Monday, October 31, 2011

The Rose

"I am an invisible man … I am a man of substance, flesh and bone, fiber and liquids – and I might even be said to possess a mind.  I am invisible, understand, simply because people refuse to see me…When they approach me they see only my surroundings, themselves, or figments of their imagination – indeed, everything and anything except me.”  Ralph Ellison, Invisible Man

When you read this quote what are your thoughts?  Imagine walking into a classroom and you have something to say, something important about whom you are, and your teacher doesn’t see you?  Not that he/she does not physically see you…he/she does not see your humanity.  What would you feel?  What would you think?  How would you react? Many children in the education system experience invisibility.   Educators click their tongue’s and say, “you know he/she is homeless, we can’t expect too much,” or “the school can only do so much, how can they expect us to teach them?”  These quotes are just a small sampling of what is said in many a teacher break room and staff meetings.  Teachers have abdicated their responsibility for teaching our children because they do not feel like they are “our children.” 
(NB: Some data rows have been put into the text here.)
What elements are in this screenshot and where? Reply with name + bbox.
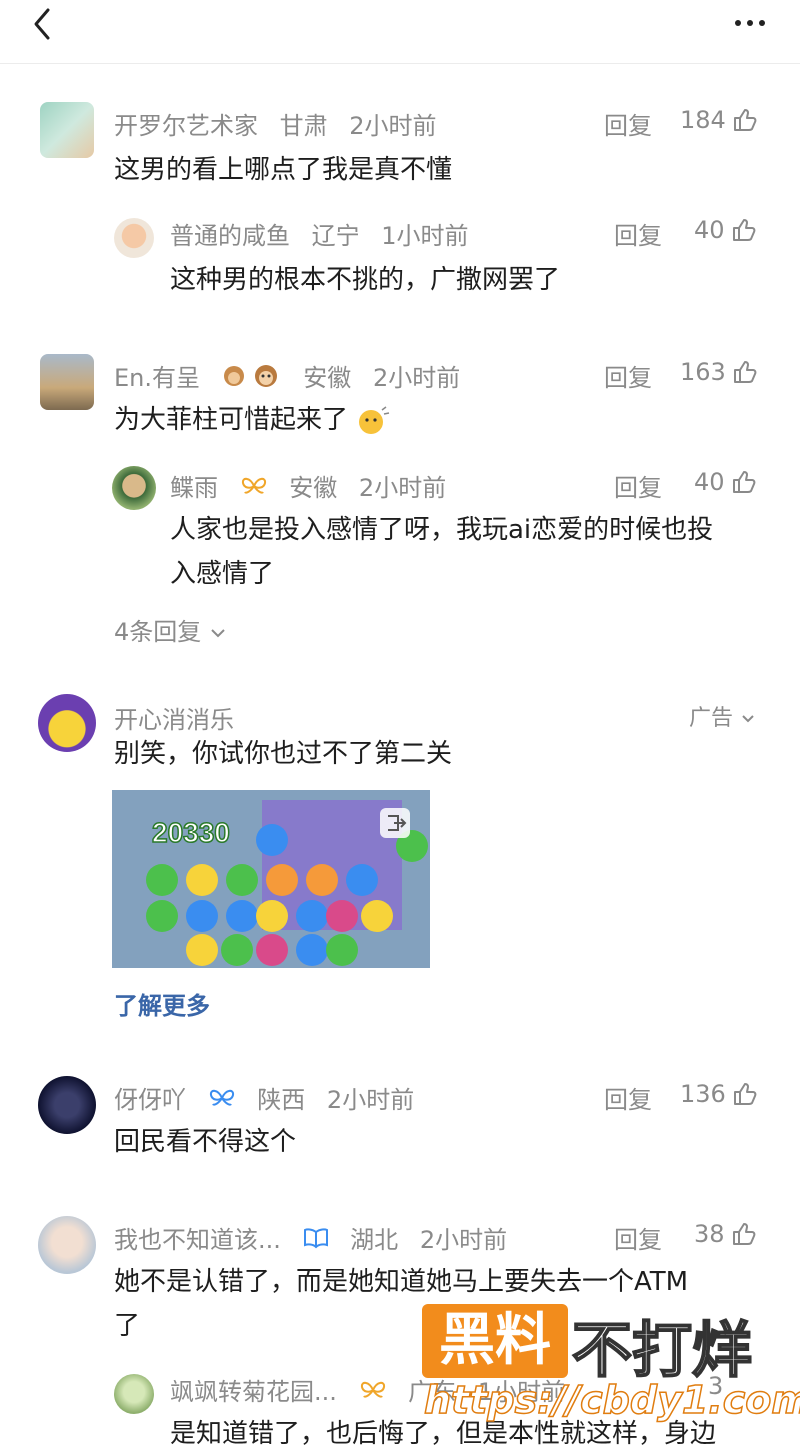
game-score: 20330: [152, 817, 230, 848]
reply-button[interactable]: 回复: [614, 468, 662, 503]
username[interactable]: 我也不知道该...: [114, 1226, 281, 1254]
avatar[interactable]: [114, 218, 154, 258]
like-button[interactable]: 38: [694, 1220, 757, 1248]
ad-label-text: 广告: [688, 706, 733, 731]
reply-button[interactable]: 回复: [614, 216, 662, 251]
like-button[interactable]: 184: [680, 106, 758, 134]
ad-game-image[interactable]: 20330: [112, 790, 430, 968]
watermark-title: 不打烊: [571, 1315, 753, 1387]
monkey-emoji-icon: [222, 362, 282, 396]
username[interactable]: 鲽雨: [170, 474, 218, 502]
expand-replies-label: 4条回复: [114, 618, 202, 646]
like-button[interactable]: 136: [680, 1080, 758, 1108]
timestamp: 1小时前: [381, 222, 469, 250]
like-button[interactable]: 40: [694, 216, 757, 244]
like-count: 38: [694, 1220, 725, 1248]
ad-label[interactable]: 广告: [689, 700, 756, 732]
region: 辽宁: [311, 222, 360, 250]
timestamp: 2小时前: [419, 1226, 508, 1254]
like-button[interactable]: 163: [680, 358, 758, 386]
comment-meta: En.有呈 安徽 2小时前: [114, 358, 474, 396]
comment-text: 这男的看上哪点了我是真不懂: [114, 155, 453, 185]
thinking-emoji-icon: [359, 405, 390, 434]
top-bar: [0, 0, 800, 64]
reply-button[interactable]: 回复: [604, 1080, 652, 1115]
butterfly-badge-icon: [208, 1087, 236, 1115]
avatar[interactable]: [40, 102, 94, 158]
username[interactable]: 伢伢吖: [114, 1086, 186, 1114]
region: 安徽: [303, 364, 352, 392]
thumbs-up-icon: [732, 219, 755, 241]
region: 湖北: [350, 1226, 399, 1254]
thumbs-up-icon: [733, 109, 757, 131]
username[interactable]: 普通的咸鱼: [170, 222, 290, 250]
back-arrow-icon[interactable]: [24, 4, 64, 44]
comment-text-content: 为大菲柱可惜起来了: [114, 405, 349, 435]
username[interactable]: 飒飒转菊花园...: [170, 1378, 337, 1406]
thumbs-up-icon: [732, 1223, 755, 1245]
like-count: 40: [694, 216, 725, 244]
region: 陕西: [257, 1086, 306, 1114]
like-count: 163: [680, 358, 726, 386]
watermark-badge: 黑料: [422, 1304, 568, 1378]
timestamp: 2小时前: [349, 112, 437, 140]
comment-text-line: 人家也是投入感情了呀，我玩ai恋爱的时候也投: [170, 515, 714, 545]
comment-text: 人家也是投入感情了呀，我玩ai恋爱的时候也投 入感情了: [170, 508, 770, 596]
chevron-down-icon: [211, 629, 225, 638]
username[interactable]: 开罗尔艺术家: [114, 112, 258, 140]
comment-text: 为大菲柱可惜起来了: [114, 398, 390, 442]
chevron-down-icon: [742, 715, 754, 723]
ad-avatar[interactable]: [38, 694, 96, 752]
book-badge-icon: [303, 1227, 329, 1255]
timestamp: 2小时前: [358, 474, 447, 502]
comment-meta: 普通的咸鱼 辽宁 1小时前: [170, 216, 483, 251]
learn-more-link[interactable]: 了解更多: [114, 986, 210, 1021]
like-count: 136: [680, 1080, 726, 1108]
thumbs-up-icon: [733, 361, 757, 383]
timestamp: 2小时前: [326, 1086, 415, 1114]
comment-text-line: 她不是认错了，而是她知道她马上要失去一个ATM: [114, 1267, 689, 1297]
comment-meta: 鲽雨 安徽 2小时前: [170, 468, 460, 503]
like-button[interactable]: 40: [694, 468, 757, 496]
comment-meta: 开罗尔艺术家 甘肃 2小时前: [114, 106, 451, 141]
avatar[interactable]: [38, 1076, 96, 1134]
timestamp: 2小时前: [372, 364, 461, 392]
comment-meta: 我也不知道该... 湖北 2小时前: [114, 1220, 521, 1255]
ad-name[interactable]: 开心消消乐: [114, 700, 234, 735]
butterfly-badge-icon: [359, 1379, 387, 1407]
butterfly-badge-icon: [240, 475, 268, 503]
ad-text: 别笑，你试你也过不了第二关: [114, 739, 453, 769]
comment-meta: 伢伢吖 陕西 2小时前: [114, 1080, 428, 1115]
thumbs-up-icon: [733, 1083, 757, 1105]
comment-text: 回民看不得这个: [114, 1127, 297, 1157]
username[interactable]: En.有呈: [114, 364, 200, 392]
avatar[interactable]: [38, 1216, 96, 1274]
watermark: 黑料 不打烊 https://cbdy1.com: [416, 1300, 800, 1456]
comment-text-line: 入感情了: [170, 559, 275, 589]
expand-replies-button[interactable]: 4条回复: [114, 612, 227, 647]
reply-button[interactable]: 回复: [604, 106, 652, 141]
avatar[interactable]: [40, 354, 94, 410]
watermark-url: https://cbdy1.com: [423, 1377, 800, 1423]
comment-text: 这种男的根本不挑的，广撒网罢了: [170, 265, 561, 295]
avatar[interactable]: [114, 1374, 154, 1414]
like-count: 40: [694, 468, 725, 496]
reply-button[interactable]: 回复: [604, 358, 652, 393]
region: 安徽: [289, 474, 338, 502]
like-count: 184: [680, 106, 726, 134]
more-options-icon[interactable]: [730, 8, 770, 38]
region: 甘肃: [279, 112, 328, 140]
reply-button[interactable]: 回复: [614, 1220, 662, 1255]
thumbs-up-icon: [732, 471, 755, 493]
avatar[interactable]: [112, 466, 156, 510]
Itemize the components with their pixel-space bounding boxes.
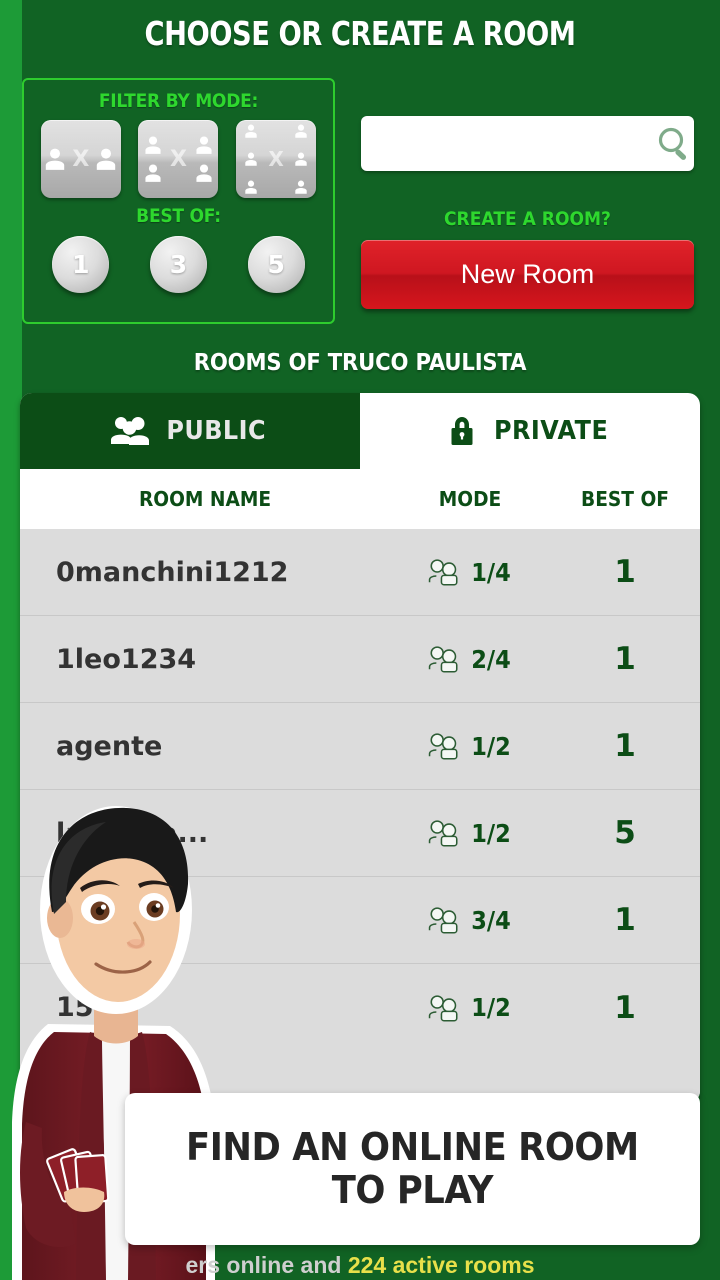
room-best-of: 1 [614,902,636,938]
room-mode-text: 2/4 [471,644,511,674]
room-mode: 2/4 [390,645,550,674]
column-header-mode: MODE [438,487,502,511]
table-row[interactable]: laminha... 1/2 5 [20,790,700,877]
mode-filter-row: X X X [24,120,333,198]
filter-by-mode-label: FILTER BY MODE: [98,90,259,112]
room-mode: 1/2 [390,819,550,848]
new-room-button[interactable]: New Room [361,240,694,309]
person-icon [196,136,212,154]
table-row[interactable]: 0manchini1212 1/4 1 [20,529,700,616]
room-name: laminha... [56,817,209,849]
best-of-row: 1 3 5 [24,236,333,293]
person-icon [196,164,212,182]
tooltip-line-2: TO PLAY [331,1168,494,1212]
search-icon[interactable] [654,124,694,164]
person-icon [145,136,161,154]
status-prefix: ers online and [185,1252,348,1278]
tooltip-text: FIND AN ONLINE ROOM TO PLAY [186,1126,639,1211]
room-mode-text: 1/2 [471,818,511,848]
lock-icon [451,417,473,445]
column-header-room-name: ROOM NAME [138,487,272,511]
people-icon [428,559,458,586]
table-row[interactable]: 3/4 1 [20,877,700,964]
people-icon [428,994,458,1022]
active-rooms-count: 224 [347,1252,387,1278]
status-bar: ers online and 224 active rooms [0,1252,720,1279]
room-mode-text: 1/4 [471,557,511,587]
filter-panel: FILTER BY MODE: X X X BEST OF: 1 3 5 [22,78,335,324]
room-best-of: 1 [614,728,636,764]
person-icon [295,152,307,166]
table-row[interactable]: 1545 1/2 1 [20,964,700,1051]
room-best-of: 1 [614,989,636,1026]
people-icon [428,646,458,673]
page-title: CHOOSE OR CREATE A ROOM [144,14,576,53]
room-best-of: 1 [614,554,636,590]
room-name: agente [56,730,163,762]
people-icon [428,733,458,760]
room-best-of: 5 [614,815,636,851]
table-row[interactable]: 1leo1234 2/4 1 [20,616,700,703]
mode-filter-3v3-button[interactable]: X [236,120,317,198]
table-column-headers: ROOM NAME MODE BEST OF [20,469,700,529]
room-name: 1leo1234 [56,643,197,675]
search-box[interactable] [361,116,694,171]
tab-bar: PUBLIC PRIVATE [20,393,700,469]
room-name: 0manchini1212 [56,556,289,588]
left-green-strip [0,0,22,1280]
room-best-of: 1 [614,641,636,677]
people-icon [428,820,458,847]
tab-public-label: PUBLIC [166,416,266,446]
tab-private-label: PRIVATE [493,416,609,446]
mode-filter-2v2-button[interactable]: X [138,120,219,198]
room-mode: 1/2 [390,732,550,761]
versus-symbol: X [170,146,187,172]
rooms-card: PUBLIC PRIVATE ROOM NAME MODE BEST OF 0m… [20,393,700,1103]
best-of-label: BEST OF: [136,205,221,227]
people-icon [428,907,458,934]
room-mode-text: 1/2 [471,731,511,761]
status-suffix: active rooms [386,1252,535,1278]
create-a-room-label: CREATE A ROOM? [444,208,611,230]
room-mode: 1/4 [390,558,550,587]
section-title: ROOMS OF TRUCO PAULISTA [193,350,527,376]
person-icon [97,148,116,170]
room-name: 1545 [56,992,132,1023]
person-icon [145,164,161,182]
tab-private[interactable]: PRIVATE [360,393,700,469]
room-list-screen: CHOOSE OR CREATE A ROOM FILTER BY MODE: … [0,0,720,1280]
versus-symbol: X [72,146,90,172]
best-of-option-1[interactable]: 1 [52,236,110,293]
best-of-option-3[interactable]: 3 [149,236,207,293]
tooltip-line-1: FIND AN ONLINE ROOM [186,1125,639,1170]
best-of-option-5[interactable]: 5 [247,236,305,293]
tab-public[interactable]: PUBLIC [20,393,360,469]
column-header-best-of: BEST OF [581,487,669,511]
search-input[interactable] [361,116,654,171]
room-mode: 3/4 [390,906,550,935]
person-icon [295,180,307,194]
person-icon [245,180,258,194]
versus-symbol: X [268,147,284,171]
room-mode-text: 1/2 [471,993,511,1022]
tooltip-card: FIND AN ONLINE ROOM TO PLAY [125,1093,700,1245]
room-mode: 1/2 [390,993,550,1022]
person-icon [295,124,307,138]
person-icon [46,148,65,170]
room-mode-text: 3/4 [471,905,511,935]
people-icon [110,417,149,445]
table-row[interactable]: agente 1/2 1 [20,703,700,790]
person-icon [245,152,258,166]
person-icon [245,124,258,138]
mode-filter-1v1-button[interactable]: X [40,120,121,198]
room-list[interactable]: 0manchini1212 1/4 1 1leo1234 2/4 1 agent… [20,529,700,1103]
The Homelessness Research Institute projects an increase of approximately 74,000 people to the homeless count over the next 3 years.  This will bring the current number of over 1.5 million to over 1.65 million.  Homelessness no longer looks like poor, single, addicted men.  The face of homelessness is children.
 


I had the opportunity to hear a keynote speech by Dr. Jeff Duncan- Andrade.  He mentioned Tupac Shakur’s poem, The Rose that Grew from Concrete.  Dr. Duncan-Andrade posed a question.  Whose fault is it if the rose does not grow?  Children who experience homelessness are the proverbial “rose in the concrete.”  Whose fault is it if our children who are homeless do not learn?  How does the cycle of poverty and homeless end if the children are invisible?  How does the educational system respect the experiences of the child living in a homeless situation?  Do we bring them to school and act like the life outside of school does not exist?  How do we change a system that is inherently stacked?  My final question…why should we care about what happens to the rose that grows in concrete?